As I argued two years ago, abortions by and large aren’t the result of poor access to birth control. Instead, most abortions happen because people intentionally engage in high-risk sexual activity and use abortion as a backup. But this is a country with a million abortions a year, so even a small change can save a lot of lives. We need to bear all of this in mind when trying to reduce abortion in the context of Roe v. Wade.
This survey of women having abortions — conducted by the Guttmacher Institute, a think tank strongly supportive of abortion rights — is highly instructive.
Forty-six percent of respondents didn’t use any form of contraception at all in the month they became pregnant. Perhaps they didn’t use the pill because it would have required an expensive visit to the doctor — but if that’s the problem, it’s awfully difficult to explain why they didn’t use condoms either. The potential improvement here is in situations where people (A) would rather have unprotected sex than use a condom; (B) would rather have unprotected sex than take a pill every day if that pill requires a doctor’s visit; and yet (C) would rather take a pill every day than have unprotected sex if that pill is sold over the counter. I won’t guess how often these three categories overlap, but I doubt it’s a high number.
The other 54 percent of respondents used birth control of some kind — 14 percent of respondents used the pill, 28 percent condoms — but most did not use it well. Only 13 percent of pill users and 14 percent of condom users said they got pregnant despite “perfect” use.
Only 10 percent of pill users reported that their supply ran out, a situation that might be remedied by over-the-counter sales. (If this category disappeared entirely, it would eliminate only 1.4 percent of all abortions. Still, that’s more than 10,000 lives a year in the U.S.) The others forgot to take their pills on time, didn’t bring their pills when they left the house, and so on.
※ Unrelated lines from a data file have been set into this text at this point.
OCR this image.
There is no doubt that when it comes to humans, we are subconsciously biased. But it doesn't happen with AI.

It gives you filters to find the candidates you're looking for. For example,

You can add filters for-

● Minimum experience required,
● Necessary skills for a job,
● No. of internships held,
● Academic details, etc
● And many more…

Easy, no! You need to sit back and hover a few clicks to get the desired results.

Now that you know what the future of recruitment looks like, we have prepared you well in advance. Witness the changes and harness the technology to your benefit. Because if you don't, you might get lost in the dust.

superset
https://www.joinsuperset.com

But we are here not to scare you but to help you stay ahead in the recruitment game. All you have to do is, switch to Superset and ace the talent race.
In my view the most promising data are from the condom users. About half said they didn’t always bother with the condom, and 42 percent (the categories overlap) reported slippage or breakage. Perhaps some of these women would use the pill in addition to condoms if the pill were available without a prescription. Then again, the morning-after pill — which has been available without a prescription since 2006, will now be available off pharmacy shelves for women 15 and up, and doesn’t require daily responsibility — might be a simpler solution for occasional lapses. (The Guttmacher data were collected in 2000 and 2001.)
In short: Expanding access to the pill is a worthwhile endeavor from a pro-life perspective, but we shouldn’t expect too much.